36 million Indians face flood risk: study
The study employs a new software called CoastalDEM.

•The number of Indians who stand to be affected by rising sea levels may have been underestimated by as much as 88%, according to a study that uses a new modelling approach.

•In India, 36 million people would face annual flooding by 2050 and 44 million by 2100 if emissions continue to rise unabated. Nearly 21 million — and not 2.8 million — are expected to be living below the High Tide Line, the boundary that marks the farthest to which the sea reaches into the land at high tide.

Detailed maps

•The study, which appears on Thursday in the peer reviewed scientific journal Nature Communications, employs a new software called CoastalDEM. Estimates on the risks posed by flooding now rely on detailed maps of the globe taken by the Shuttle Radar Topography Mission (SRTM), which was a radar mapping system that travelled aboard the space shuttle Endeavour in 2000.

•The maps so prepared form the basis for determining the elevation of the earth’s topography.

•However, say the authors of the study, this approach overestimates the elevation of land surfaces and frequently miss. CoastalDEM, they claim, is more accurate and “reduces linear vertical bias from 4.71 m to less than 0.06 m”.

•It does so because it uses more variables — vegetation cover, population indices — to estimate the actual land surface and more sophisticated modelling techniques, claim the authors Scott Kulp & Benjamin Strauss, of Climate Centre, an independent organisation of scientists and journalists working on climate change.

Below tide lines

•Their analysis suggests that globally nearly 110 million people live on land below the current high tide lines and 250 million on land below annual flood levels, in contrast with SRTM-based estimates of 28 million and 65 million respectively.

•Current climate studies say that climate change has caused global mean sea level to rise by 11-16 cm in the 20th century and is expected to by as much as 2 m by the end of this century.
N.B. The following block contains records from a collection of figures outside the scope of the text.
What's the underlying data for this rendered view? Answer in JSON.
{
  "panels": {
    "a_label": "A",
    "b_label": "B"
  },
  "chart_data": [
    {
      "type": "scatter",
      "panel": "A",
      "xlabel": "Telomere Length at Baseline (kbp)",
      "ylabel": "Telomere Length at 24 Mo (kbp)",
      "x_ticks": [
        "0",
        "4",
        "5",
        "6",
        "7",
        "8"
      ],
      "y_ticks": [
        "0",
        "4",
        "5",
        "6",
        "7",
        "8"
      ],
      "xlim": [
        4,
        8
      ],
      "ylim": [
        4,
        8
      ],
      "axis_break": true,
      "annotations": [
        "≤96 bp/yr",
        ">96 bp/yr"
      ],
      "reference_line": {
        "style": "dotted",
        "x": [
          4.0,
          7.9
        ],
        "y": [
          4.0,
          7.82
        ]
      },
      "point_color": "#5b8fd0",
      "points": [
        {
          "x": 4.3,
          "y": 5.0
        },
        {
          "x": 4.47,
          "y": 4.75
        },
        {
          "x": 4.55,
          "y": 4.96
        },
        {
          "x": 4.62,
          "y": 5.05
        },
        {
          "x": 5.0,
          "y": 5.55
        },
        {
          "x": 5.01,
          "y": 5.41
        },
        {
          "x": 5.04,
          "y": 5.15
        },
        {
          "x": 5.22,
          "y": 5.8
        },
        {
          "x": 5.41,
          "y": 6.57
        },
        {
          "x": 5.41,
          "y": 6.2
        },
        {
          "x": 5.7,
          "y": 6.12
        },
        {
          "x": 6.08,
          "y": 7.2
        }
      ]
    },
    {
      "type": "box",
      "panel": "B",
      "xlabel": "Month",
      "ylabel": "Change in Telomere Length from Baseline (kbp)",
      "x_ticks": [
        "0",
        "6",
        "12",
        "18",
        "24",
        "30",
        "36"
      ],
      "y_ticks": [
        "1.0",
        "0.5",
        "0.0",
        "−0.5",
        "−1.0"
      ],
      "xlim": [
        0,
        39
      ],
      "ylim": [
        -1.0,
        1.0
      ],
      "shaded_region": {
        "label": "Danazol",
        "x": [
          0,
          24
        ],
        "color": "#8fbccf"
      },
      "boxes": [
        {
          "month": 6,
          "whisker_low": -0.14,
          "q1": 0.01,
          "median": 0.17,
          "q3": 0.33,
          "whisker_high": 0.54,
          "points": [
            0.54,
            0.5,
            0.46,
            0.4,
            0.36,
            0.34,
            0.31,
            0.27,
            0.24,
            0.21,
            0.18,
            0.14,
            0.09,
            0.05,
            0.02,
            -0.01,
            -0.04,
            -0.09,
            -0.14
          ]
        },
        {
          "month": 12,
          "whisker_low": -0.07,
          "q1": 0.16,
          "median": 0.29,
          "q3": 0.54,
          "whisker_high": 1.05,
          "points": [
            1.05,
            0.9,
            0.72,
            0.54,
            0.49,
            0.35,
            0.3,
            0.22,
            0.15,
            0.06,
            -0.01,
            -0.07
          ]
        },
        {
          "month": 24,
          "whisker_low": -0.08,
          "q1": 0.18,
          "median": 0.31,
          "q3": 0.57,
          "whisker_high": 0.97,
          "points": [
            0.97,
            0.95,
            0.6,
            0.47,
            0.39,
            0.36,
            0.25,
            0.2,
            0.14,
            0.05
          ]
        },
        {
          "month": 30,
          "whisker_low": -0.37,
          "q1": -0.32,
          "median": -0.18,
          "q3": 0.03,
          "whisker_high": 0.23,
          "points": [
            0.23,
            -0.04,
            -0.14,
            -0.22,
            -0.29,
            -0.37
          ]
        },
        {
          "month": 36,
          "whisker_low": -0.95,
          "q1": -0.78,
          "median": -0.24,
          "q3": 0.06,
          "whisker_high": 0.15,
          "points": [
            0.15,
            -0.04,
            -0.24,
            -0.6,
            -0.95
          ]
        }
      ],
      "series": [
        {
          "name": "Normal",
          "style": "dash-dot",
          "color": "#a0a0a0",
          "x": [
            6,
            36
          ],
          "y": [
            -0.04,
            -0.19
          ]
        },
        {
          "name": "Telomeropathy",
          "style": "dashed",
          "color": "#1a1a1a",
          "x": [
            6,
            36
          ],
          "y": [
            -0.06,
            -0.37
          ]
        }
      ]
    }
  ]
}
Other than India, the flood risk has also been underestimated for China at 93 million, as opposed to the current estimates of 29 million; Bangladesh at 42 million vs 5 million; Vietnam 31 million vs 9 million; Indonesia 23 million vs 5 million; Thailand 12 million vs 1 million.

Coastal defences

•“These assessments show the potential of climate change to reshape cities, economies, coastlines, and entire global regions within our lifetimes,” said Dr. Kulp in a statement.

•“As the tideline rises higher than the ground people call home, nations will increasingly confront questions about whether, how much, and how long coastal defences can protect them.”